At the time, his work was accepted as credible by experts in the field. But, instead of making stocks of single vaccines available, as Wakefield advised, policy chiefs made it difficult for parents to obtain them.

MMR uptake continued to fall. With an outbreak of disease on the horizon, publich health officials panicked. The Department of Health launched a campaign to rubbish Wakefield’s research. He was ostracised by his peers and forced to resign his post at the Royal Free. The Government risked losing face if it changed its stance and accepted MMR might cause problems in some children, but it also stood to lose millions in compensation claims. Action had also been taken against the drug companies, which is still ongoing.

Dr Wakefield has become the scapegoat for the frenzy over MMR but he is not, as the Government likes to portray him, a lone maverick. Many other doctors have concerns, and other scientists have found evidence to support his findings. But the Department of Health insists that research proves the jab is safe.

However, the Government has not looked at the whole picture. Instead of looking at the affected children themselves, the studies it cites are based on patterns of disease taken from medical records of large populations, which are unable to detect adverse reactions in small numbers of children.

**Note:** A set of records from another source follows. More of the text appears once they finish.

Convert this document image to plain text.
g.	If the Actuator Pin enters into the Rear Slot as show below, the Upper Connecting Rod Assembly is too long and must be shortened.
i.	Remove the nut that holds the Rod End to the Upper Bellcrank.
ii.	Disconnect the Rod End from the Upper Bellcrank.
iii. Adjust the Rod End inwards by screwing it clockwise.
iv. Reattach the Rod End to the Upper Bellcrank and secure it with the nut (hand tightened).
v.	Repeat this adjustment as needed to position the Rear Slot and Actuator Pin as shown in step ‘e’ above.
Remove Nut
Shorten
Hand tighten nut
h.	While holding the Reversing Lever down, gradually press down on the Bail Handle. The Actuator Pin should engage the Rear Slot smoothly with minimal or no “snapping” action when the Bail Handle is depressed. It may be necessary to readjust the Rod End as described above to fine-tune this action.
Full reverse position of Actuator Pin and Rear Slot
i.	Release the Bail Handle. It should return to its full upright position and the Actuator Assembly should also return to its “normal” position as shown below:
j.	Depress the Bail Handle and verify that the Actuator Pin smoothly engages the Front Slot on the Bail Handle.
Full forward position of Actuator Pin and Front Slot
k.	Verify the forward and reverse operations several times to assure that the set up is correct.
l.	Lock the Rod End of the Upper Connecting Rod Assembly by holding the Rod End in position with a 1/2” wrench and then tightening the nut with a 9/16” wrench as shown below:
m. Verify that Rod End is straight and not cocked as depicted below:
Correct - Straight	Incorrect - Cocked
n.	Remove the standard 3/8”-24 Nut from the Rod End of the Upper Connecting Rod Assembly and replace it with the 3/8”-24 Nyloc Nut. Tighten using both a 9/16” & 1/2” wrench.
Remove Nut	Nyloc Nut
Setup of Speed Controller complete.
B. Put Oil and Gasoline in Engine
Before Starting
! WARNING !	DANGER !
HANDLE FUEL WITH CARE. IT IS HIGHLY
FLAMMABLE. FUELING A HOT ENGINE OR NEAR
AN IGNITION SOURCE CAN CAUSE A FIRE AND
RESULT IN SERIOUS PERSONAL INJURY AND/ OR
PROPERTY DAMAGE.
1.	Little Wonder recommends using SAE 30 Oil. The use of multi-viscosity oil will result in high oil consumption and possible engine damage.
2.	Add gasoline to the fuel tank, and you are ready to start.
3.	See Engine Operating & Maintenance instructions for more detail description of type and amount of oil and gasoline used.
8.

When Dr Wakefield alerted the Government and vaccine chiefs to his research before publication, it promised an independent forum into his findings. This has never happened. Instead, it has called for an investigation into Dr Wakefield. The General Medical Council is considering whether to charge him with serious professional misconduct.

Figures released by the Health Protection Agency last week reveal the number of potentially deadly measles cases seen by doctors since January is five times higher than during all last year, prompting fears of an epidemic.

As Richard Halvorsen, vaccine expert and central London GP said: "With the threat of a measles epidemic, the only way many parents will protect their children is with the single vaccine. By refusing to allow this, the Government is contributing to the epidemic it seeks to prevent."

One has to ask the question: where does the Department of Health’s interests lie? Is it to protect the nation's health, or to protect officials, and the pharmaceutical industries’ lucrative patents for new combination jabs?